PBIS at Millbrooke
We will be like Max the Mountain Lion and ROAR….
- Awesome Attitude
Behavior and Classroom Management
PBIS systems are based on the philosophy that students need to be taught what the expected behaviors are and how to demonstrate them. It provides the framework for a common approach so students and staff clearly understand the behavioral expectations in the different locations in school. The behavior expectations that are taught and acknowledged are more likely to continue in the future. (http://www.altoona.k12.wi.us/schools/middle/pbis/PBISFAQs.pdf)
Effective classroom management and preventive school discipline are essential for supporting teaching and learning. PBIS goes further by emphasizing that classroom management and preventive school discipline must be integrated and working together with effective academic instruction in a positive and safe school climate to maximize success for all students.
Most students will succeed when a positive school culture is promoted, informative corrective feedback is provided, academic success is maximized, and use of pro-social skills is acknowledged.

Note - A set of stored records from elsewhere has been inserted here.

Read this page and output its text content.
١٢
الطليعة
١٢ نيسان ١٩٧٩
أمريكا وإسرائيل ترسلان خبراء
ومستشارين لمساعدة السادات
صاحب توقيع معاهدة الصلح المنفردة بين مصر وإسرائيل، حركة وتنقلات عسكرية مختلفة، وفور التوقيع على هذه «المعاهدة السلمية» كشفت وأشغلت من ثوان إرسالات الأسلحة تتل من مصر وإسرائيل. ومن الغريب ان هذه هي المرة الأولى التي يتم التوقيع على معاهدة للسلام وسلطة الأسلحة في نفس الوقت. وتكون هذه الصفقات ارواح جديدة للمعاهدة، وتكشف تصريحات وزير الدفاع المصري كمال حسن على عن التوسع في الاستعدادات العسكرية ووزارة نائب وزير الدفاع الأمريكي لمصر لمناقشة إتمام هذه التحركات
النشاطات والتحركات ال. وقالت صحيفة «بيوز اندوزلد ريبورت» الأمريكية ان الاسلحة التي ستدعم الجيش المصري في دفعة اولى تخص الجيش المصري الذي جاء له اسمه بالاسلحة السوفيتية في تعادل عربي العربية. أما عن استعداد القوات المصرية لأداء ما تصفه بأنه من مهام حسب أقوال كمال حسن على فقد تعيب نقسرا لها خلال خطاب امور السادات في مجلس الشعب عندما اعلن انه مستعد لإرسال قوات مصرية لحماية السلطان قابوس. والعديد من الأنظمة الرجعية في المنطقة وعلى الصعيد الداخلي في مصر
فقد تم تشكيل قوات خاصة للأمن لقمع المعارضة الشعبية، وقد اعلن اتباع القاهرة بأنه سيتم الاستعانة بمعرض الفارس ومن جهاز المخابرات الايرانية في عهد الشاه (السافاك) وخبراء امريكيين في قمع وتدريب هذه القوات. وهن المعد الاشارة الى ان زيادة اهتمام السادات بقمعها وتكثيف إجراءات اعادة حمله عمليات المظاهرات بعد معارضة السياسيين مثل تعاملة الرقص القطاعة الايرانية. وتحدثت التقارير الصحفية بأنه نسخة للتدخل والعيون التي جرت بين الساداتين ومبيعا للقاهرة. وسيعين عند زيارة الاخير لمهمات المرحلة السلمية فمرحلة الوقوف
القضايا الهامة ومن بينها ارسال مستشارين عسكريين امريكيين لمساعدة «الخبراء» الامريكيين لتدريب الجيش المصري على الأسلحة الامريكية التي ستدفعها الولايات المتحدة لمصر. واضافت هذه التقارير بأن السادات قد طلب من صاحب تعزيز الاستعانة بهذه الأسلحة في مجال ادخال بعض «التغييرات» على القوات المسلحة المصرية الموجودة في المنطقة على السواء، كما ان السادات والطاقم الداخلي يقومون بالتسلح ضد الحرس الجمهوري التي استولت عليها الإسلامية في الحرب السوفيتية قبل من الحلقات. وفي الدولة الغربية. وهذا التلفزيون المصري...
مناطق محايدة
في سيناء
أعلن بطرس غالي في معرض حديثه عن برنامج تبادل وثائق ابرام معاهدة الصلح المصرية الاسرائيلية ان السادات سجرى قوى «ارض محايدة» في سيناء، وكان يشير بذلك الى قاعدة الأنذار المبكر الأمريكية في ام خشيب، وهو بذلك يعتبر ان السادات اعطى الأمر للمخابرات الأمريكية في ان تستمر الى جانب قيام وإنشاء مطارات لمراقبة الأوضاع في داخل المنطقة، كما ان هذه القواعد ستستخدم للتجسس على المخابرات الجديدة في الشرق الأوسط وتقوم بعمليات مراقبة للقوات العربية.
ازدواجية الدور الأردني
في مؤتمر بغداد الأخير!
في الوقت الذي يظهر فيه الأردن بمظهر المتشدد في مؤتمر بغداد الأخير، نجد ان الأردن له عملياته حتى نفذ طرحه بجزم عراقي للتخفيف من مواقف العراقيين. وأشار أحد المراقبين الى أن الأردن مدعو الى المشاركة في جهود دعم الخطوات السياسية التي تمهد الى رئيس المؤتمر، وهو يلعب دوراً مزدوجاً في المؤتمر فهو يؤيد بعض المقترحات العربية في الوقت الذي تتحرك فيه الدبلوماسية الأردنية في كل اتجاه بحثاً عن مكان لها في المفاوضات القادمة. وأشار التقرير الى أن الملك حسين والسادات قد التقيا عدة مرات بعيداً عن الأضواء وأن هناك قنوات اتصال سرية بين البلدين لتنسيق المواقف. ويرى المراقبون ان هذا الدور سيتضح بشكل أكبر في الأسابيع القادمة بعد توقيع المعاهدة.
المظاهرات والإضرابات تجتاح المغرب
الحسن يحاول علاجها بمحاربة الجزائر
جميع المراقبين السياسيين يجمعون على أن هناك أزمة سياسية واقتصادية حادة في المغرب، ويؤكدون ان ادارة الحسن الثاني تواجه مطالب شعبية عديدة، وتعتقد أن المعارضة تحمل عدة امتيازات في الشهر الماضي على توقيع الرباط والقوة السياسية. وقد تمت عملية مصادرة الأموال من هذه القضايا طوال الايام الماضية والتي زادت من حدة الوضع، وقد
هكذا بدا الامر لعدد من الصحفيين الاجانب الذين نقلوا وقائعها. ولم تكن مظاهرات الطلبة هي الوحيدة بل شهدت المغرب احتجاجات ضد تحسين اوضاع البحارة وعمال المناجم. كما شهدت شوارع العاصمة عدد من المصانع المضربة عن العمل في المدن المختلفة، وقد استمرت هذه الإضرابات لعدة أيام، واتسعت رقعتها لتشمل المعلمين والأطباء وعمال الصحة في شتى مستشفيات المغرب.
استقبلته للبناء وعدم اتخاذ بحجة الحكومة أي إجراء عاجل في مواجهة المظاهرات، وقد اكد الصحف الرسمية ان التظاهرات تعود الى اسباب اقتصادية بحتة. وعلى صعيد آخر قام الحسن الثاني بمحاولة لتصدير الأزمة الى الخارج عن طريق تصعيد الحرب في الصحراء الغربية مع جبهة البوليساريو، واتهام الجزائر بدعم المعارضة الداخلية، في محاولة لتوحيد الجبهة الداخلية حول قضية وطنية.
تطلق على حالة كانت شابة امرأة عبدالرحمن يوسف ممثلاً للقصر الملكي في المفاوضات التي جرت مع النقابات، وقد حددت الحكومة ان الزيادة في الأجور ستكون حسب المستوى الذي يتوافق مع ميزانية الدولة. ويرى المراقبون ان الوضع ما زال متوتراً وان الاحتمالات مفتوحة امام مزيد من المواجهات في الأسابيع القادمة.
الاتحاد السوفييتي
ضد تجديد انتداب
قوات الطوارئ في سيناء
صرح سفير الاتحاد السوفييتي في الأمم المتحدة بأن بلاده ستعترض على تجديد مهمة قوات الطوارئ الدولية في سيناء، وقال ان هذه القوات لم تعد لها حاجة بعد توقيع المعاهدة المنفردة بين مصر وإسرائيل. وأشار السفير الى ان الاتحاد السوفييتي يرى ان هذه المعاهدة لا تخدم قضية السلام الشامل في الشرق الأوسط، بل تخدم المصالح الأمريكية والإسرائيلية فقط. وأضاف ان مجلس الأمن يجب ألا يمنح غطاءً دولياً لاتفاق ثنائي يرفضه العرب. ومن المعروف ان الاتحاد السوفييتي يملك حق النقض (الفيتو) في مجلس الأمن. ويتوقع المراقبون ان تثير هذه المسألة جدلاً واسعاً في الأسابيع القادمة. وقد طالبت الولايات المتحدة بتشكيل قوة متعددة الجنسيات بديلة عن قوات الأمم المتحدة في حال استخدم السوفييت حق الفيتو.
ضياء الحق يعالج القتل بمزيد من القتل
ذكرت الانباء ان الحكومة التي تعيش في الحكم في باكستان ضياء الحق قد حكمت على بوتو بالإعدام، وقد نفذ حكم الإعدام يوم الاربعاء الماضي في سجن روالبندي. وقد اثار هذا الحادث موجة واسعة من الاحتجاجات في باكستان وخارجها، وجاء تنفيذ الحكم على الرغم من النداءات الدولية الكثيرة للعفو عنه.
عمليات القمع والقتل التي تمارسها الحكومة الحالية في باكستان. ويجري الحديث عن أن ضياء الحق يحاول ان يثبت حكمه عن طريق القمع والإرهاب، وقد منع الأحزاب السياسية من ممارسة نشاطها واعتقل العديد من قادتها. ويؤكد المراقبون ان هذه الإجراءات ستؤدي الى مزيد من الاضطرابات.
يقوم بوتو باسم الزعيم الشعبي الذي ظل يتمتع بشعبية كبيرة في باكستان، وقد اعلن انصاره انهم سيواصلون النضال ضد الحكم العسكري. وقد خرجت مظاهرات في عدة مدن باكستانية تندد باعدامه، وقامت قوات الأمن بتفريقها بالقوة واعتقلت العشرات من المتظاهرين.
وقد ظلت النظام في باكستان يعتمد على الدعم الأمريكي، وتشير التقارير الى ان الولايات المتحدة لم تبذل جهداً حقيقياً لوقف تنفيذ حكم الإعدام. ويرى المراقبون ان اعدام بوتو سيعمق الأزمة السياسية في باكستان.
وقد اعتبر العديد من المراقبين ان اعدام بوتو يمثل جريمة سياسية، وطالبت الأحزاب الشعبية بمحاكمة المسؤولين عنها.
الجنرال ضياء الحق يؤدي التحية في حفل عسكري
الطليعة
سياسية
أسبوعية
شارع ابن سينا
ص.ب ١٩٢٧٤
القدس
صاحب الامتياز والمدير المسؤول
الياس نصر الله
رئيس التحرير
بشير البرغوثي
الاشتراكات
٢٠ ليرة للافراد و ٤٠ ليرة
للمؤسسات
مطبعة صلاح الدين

When student problem behavior is unresponsive to preventive school-wide and classroom-wide procedures, information about the student’s behavior is used to (a) understand why the problem behavior is occurring (function); (b) strengthen more acceptable alternative behaviors (social skills); (c) remove antecedents and consequences that trigger and maintain problem behavior, respectively; and (d) add antecedents and consequences that trigger and maintain acceptable alternative behaviors.
Recognitions and Rewards
Why recognize good behavior?
Behaviors which are acknowledged are more likely to be repeated while those which are ignored are less likely to reoccur. If staff wants students to demonstrate common acts of responsibility and respect, they will need to acknowledge those behaviors when they occur. Good behavior should not be taken for granted.
The difference between recognition and bribery
Bribery or coercion is an attempt to influence or persuade someone to produce a desired behavior that hasn’t happened yet. On the other hand, an acknowledgement or reward reinforces the continuation of a desired behavior that has already happened. The purpose of praise is to reinforce and increase positive behavior with student knowledge. This acknowledgement helps clearly describe and define expectations so that students can successfully meet them and repeat them. Praise should always be given in an open and honest format. By providing behaviorally specific praise linked to already established expectations, staff assists students in the process of understanding and monitoring their own behavior.
Promoting intrinsic motivation
When a message that recognizes a student’s efforts as being responsible for success is given with a reward, intrinsic motivation will actually be strengthened. Tangible rewards should always be accompanied with social rewards such as verbal praise or positive regard. By clearly linking student behavior to a positive outcome, intrinsic motivation is actually increased and strengthened. This is a positive and specific way for students and staff to interact.